Drei Originalstücke für das elektrische Welte-Mignon-Klavier (Three Original Pieces for the Electric Welte-Mignon Piano) is a set of three études for player piano by composer Ernst Toch. Completed in 1926, these were some of the few pieces composed for the Welte-Mignon.

== Background ==
These three études were composed along with an arrangement for player piano of "Der Jongleur" (The Juggler), a burlesque originally written in 1923 and included in the set Three Burlesques, Op. 31, for piano. The études, as opposed to the arrangement, were original compositions written with the player piano in mind, which allowed for less technical limitations. All four pieces were written for the 1926 edition of the Donaueschingen Festival, a very well-known festival of modern music, as Toch, along with other composers like Paul Hindemith and Gerhart Münch, was asked to write pieces for the occasion. The original piano rolls had the inscription "Nicht handgespielt, sondern mechanisch übertragen" (Created mechanically, not played by hand) on them. All pieces premiered on July 25, 1926, in Donaueschingen, Germany. The pieces were never published as scores and the circulation of any original rolls is nowadays rare. The three studies were catalogued as "Welte No. 4013", "Welte No. 4014", and "Welte No. 4015" respectively, whereas the arrangement of "Der Jongleur" received "Welte No. 4016".

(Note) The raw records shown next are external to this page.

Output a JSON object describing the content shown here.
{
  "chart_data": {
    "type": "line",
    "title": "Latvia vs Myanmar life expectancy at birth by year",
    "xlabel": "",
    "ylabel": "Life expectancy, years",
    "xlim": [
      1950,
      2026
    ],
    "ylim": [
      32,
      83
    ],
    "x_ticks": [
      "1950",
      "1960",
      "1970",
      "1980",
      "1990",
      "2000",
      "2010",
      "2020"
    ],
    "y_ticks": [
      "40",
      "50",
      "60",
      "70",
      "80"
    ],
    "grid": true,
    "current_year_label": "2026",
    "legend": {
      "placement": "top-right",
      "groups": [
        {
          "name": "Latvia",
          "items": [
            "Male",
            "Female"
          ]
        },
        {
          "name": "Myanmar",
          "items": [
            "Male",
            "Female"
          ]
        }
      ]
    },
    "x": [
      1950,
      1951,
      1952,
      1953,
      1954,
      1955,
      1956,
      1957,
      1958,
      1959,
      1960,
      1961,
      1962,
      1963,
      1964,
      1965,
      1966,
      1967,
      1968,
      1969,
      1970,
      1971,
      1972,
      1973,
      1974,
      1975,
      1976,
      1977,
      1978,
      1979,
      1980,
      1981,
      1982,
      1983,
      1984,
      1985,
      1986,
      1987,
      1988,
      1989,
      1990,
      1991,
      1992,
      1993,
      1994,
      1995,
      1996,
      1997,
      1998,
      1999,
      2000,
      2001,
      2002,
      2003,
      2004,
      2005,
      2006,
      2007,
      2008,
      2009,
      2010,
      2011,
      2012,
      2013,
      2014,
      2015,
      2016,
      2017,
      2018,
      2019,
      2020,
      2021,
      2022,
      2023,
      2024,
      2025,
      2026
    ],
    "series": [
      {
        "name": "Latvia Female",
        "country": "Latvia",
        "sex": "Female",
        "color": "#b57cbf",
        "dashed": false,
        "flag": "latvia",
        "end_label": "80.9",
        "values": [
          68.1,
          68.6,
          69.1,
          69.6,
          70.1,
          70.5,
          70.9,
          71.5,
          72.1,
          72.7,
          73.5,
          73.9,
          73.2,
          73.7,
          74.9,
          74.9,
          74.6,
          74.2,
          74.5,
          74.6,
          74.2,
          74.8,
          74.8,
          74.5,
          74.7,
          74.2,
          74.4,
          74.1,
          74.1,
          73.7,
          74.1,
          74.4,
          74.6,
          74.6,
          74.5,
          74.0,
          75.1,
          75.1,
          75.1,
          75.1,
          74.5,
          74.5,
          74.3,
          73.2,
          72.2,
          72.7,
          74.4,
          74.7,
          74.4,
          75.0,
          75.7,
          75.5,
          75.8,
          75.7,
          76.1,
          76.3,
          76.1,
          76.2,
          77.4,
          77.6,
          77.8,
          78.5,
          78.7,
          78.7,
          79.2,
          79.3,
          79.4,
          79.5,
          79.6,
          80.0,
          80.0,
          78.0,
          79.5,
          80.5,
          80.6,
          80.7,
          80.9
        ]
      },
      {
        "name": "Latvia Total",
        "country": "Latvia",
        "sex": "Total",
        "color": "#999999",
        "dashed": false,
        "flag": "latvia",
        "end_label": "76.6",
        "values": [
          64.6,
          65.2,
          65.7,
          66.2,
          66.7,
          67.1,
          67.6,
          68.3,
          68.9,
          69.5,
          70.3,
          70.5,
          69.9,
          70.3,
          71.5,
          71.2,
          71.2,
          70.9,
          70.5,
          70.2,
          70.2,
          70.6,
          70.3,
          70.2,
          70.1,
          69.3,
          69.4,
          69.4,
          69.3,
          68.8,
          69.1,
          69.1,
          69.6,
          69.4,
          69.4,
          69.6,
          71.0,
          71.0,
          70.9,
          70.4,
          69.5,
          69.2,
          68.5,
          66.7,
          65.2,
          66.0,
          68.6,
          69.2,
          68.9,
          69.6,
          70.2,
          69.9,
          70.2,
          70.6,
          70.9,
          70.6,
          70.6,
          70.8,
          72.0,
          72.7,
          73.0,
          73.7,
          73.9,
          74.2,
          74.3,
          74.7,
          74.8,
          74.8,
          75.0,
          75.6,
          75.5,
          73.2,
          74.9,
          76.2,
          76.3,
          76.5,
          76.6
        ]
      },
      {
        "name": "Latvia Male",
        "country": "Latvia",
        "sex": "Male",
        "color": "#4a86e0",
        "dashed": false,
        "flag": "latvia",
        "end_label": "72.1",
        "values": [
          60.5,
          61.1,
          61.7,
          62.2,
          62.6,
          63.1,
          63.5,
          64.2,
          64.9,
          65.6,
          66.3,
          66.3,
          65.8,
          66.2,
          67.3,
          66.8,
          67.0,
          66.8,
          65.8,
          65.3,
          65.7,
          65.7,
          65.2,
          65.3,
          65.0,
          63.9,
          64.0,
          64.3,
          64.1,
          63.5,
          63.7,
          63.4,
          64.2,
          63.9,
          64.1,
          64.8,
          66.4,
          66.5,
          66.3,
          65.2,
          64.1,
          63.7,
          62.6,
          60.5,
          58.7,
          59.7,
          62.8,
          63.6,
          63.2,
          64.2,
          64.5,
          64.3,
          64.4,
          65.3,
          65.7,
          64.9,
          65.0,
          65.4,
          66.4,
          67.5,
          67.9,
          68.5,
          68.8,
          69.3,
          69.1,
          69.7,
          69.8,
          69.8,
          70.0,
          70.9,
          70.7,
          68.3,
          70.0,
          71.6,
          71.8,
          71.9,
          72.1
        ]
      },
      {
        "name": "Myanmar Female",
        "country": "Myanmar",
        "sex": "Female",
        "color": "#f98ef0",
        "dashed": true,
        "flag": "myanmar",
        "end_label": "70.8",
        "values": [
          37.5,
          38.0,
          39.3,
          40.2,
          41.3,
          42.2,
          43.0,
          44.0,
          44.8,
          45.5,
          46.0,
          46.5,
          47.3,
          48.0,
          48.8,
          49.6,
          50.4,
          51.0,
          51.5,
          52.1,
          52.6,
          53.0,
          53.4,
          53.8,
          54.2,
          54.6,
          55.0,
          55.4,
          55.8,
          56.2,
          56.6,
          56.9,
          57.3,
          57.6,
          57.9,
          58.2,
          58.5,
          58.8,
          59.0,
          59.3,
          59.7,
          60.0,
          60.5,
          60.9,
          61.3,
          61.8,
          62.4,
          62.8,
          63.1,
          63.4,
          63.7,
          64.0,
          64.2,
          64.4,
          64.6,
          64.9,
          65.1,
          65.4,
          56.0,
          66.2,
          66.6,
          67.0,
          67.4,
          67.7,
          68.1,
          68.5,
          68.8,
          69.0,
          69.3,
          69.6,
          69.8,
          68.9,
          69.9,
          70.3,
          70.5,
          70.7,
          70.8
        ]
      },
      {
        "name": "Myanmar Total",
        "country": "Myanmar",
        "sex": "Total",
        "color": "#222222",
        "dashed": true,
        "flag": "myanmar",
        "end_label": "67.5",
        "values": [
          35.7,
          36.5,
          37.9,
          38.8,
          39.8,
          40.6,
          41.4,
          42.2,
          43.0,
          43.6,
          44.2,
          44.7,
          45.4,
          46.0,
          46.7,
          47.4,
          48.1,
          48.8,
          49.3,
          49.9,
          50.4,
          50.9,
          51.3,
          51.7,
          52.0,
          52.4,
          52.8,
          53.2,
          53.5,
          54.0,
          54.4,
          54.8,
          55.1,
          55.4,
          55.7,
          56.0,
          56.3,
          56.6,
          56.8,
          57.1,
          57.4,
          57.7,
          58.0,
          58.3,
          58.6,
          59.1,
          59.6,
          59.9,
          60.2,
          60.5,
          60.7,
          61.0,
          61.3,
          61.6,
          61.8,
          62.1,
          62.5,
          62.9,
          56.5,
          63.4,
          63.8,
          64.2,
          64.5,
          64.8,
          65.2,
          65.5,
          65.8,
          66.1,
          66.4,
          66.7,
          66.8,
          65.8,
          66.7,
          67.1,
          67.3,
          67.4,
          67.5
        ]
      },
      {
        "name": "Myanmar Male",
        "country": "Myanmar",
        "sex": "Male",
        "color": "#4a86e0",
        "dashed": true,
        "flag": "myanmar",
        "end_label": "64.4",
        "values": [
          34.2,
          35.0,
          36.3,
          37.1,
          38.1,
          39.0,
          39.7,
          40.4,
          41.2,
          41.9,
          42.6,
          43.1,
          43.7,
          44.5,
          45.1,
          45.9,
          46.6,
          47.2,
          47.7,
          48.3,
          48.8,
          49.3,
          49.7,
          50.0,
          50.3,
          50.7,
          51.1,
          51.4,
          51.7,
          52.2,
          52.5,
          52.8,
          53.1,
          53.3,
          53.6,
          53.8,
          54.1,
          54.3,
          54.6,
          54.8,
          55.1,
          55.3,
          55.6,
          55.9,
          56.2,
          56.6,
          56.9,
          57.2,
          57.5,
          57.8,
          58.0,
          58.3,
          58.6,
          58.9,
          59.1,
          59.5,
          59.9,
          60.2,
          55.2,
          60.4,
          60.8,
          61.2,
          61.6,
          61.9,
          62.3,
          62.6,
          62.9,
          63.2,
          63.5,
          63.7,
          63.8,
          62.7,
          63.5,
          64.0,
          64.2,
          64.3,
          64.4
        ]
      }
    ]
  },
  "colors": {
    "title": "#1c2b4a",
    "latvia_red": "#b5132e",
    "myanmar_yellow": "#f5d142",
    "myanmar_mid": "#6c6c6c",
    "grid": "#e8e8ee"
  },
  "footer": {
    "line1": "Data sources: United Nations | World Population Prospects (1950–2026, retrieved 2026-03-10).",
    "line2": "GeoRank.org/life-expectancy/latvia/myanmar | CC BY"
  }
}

Just as I do not want to spend my days and nights in water, since I am a human being, not a fish, but nonetheless partake of the quite incomparable enjoyment of a sporadic dip, so the 'coolness' of mechanical music is not meant to replace the 'heat' of the usual, but exist beside it as something special, unique.
— Ernst Toch

== Structure ==
The set comprises three studies of a very short duration, the longest one of them lasting for 2 minutes and 30 seconds approximately. They are specifically written for player piano, so they are not constrained by the technical capabilities of a real human performer. Player piano champion Jürgen Hocker has described the first study as a fantasia, the second one as a scherzo, and the third one as a slow passacaglia. Harmonically and rhythmically, it contains elements of ragtime and bears the inspiration of fellow composer Hans Haass.

== Recording ==
Jürgen Hocker has recorded the piece on a Bosendörfer grand piano. The recording process took place in June 2005 in an extensive collection of pieces written specifically for player piano. The recording, taken in Immanuelskirche, in Wuppertal, was released by MDG in 2007, and, as of 2025, remains the only published recording of the set to date.